One of the group’s most effective outreach campaigns was their “Faces of Displacement” series, which featured photographs of Penn students holding up signs that stated, “We refuse to be complicit” followed by personal accounts of their connection to displacement. Of the 14 individuals photographed, four specifically mentioned Palestinians, including an LGBT student who denounced Israeli “pinkwashing,” which is the theory that Israel tries to showcase its progressive record on LGBT issues as a way to whitewash its policies towards Palestinians.
The only other topic mentioned more frequently in the series was the “gentrification” of West Philadelphia – which was not listed as one of PDD’s delineated issues, and would not be addressed by divesting from the listed corporations – illuminating the group’s ability to galvanize support from the larger community.
ANTI-SEMITIC INCIDENTS ON CAMPUS
While it is important not to conflate anti-Semitism with every incident of anti-Israel activity, the rise in anti-Israel events on college campuses contributes to what some students experience as a hostile campus environment.
While most incidents of anti-Semitism on campus are unrelated to anti-Israel activity, sometimes anti-Israel activity does cross the line to anti-Semitism.
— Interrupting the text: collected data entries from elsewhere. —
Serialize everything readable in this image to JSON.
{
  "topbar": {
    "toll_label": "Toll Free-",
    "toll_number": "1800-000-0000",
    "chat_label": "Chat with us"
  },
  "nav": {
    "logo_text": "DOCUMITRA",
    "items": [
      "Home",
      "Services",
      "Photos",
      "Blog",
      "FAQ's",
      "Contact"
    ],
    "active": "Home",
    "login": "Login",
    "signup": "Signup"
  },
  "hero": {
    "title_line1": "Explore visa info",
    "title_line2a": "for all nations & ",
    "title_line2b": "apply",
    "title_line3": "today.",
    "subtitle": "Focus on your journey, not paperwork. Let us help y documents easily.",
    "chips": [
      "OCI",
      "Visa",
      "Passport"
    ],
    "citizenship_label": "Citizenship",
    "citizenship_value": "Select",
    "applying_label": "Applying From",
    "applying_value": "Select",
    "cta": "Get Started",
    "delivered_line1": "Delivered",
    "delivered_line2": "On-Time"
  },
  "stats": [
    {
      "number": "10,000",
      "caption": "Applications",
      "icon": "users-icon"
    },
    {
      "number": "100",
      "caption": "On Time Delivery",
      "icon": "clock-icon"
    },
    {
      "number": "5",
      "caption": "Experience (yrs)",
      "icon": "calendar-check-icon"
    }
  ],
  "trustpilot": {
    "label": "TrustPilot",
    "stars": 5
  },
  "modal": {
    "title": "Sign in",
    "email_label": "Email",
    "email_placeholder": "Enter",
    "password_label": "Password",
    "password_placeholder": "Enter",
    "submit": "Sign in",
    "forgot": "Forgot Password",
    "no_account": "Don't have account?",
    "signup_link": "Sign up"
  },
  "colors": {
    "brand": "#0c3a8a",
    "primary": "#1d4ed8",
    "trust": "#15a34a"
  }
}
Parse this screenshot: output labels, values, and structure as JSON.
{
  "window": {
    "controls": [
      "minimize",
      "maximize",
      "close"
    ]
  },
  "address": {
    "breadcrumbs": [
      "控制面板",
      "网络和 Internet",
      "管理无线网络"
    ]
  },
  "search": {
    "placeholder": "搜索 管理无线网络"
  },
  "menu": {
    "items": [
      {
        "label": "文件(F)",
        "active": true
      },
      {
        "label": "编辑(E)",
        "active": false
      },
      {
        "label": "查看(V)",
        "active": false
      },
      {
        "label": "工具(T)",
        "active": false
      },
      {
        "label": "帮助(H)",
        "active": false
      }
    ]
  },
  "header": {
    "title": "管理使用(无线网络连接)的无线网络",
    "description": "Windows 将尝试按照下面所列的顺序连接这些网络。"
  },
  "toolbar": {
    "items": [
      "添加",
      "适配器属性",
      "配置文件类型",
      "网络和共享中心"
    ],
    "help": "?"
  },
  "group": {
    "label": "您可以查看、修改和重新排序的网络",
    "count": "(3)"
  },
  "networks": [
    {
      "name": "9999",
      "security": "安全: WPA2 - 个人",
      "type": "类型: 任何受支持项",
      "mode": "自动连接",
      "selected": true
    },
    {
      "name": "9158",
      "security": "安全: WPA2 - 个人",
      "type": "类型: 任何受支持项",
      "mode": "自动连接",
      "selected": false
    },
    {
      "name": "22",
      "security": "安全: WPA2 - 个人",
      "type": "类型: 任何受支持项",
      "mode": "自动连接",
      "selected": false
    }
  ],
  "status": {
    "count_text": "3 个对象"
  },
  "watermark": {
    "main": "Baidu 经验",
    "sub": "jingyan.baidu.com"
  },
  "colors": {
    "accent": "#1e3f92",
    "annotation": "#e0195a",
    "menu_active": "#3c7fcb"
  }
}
The clearest example of this is the March 2015 incident involving the student at U.C.L.A., Rachel Beyda, who was subjected to discriminatory questioning about her fitness to serve as a member of a student board because she was Jewish. It turns out the students who raised questions were active proponents of the BDS campaign on the U.C.L.A. campus.
Other examples of anti-Semitic incidents on campus in the 2014-15 academic year include:
ADL tracks anti-Semitic incidents, including those on campus in the annual Audit of Anti-Semitic Incidents. While data collection is not yet complete for the 2015 calendar year, ADL reported a total of 47 anti-Semitic incidents on 43 different college campuses in 2014, compared with 37 such incidents in 2013. While there has been an overall decline in recent years, this represents a 27 percent increase from 2013, or nearly one incident per week. These statistics only represent what is reported to ADL. Many other incidents still go unreported.
While such incidents are certainly disturbing, it is important to note that these incidents are relatively rare, and the vast majority of Jewish students report feeling safe on their campuses. When such incidents do occur, they are generally condemned by administrators and the wider campus communities at their respective colleges.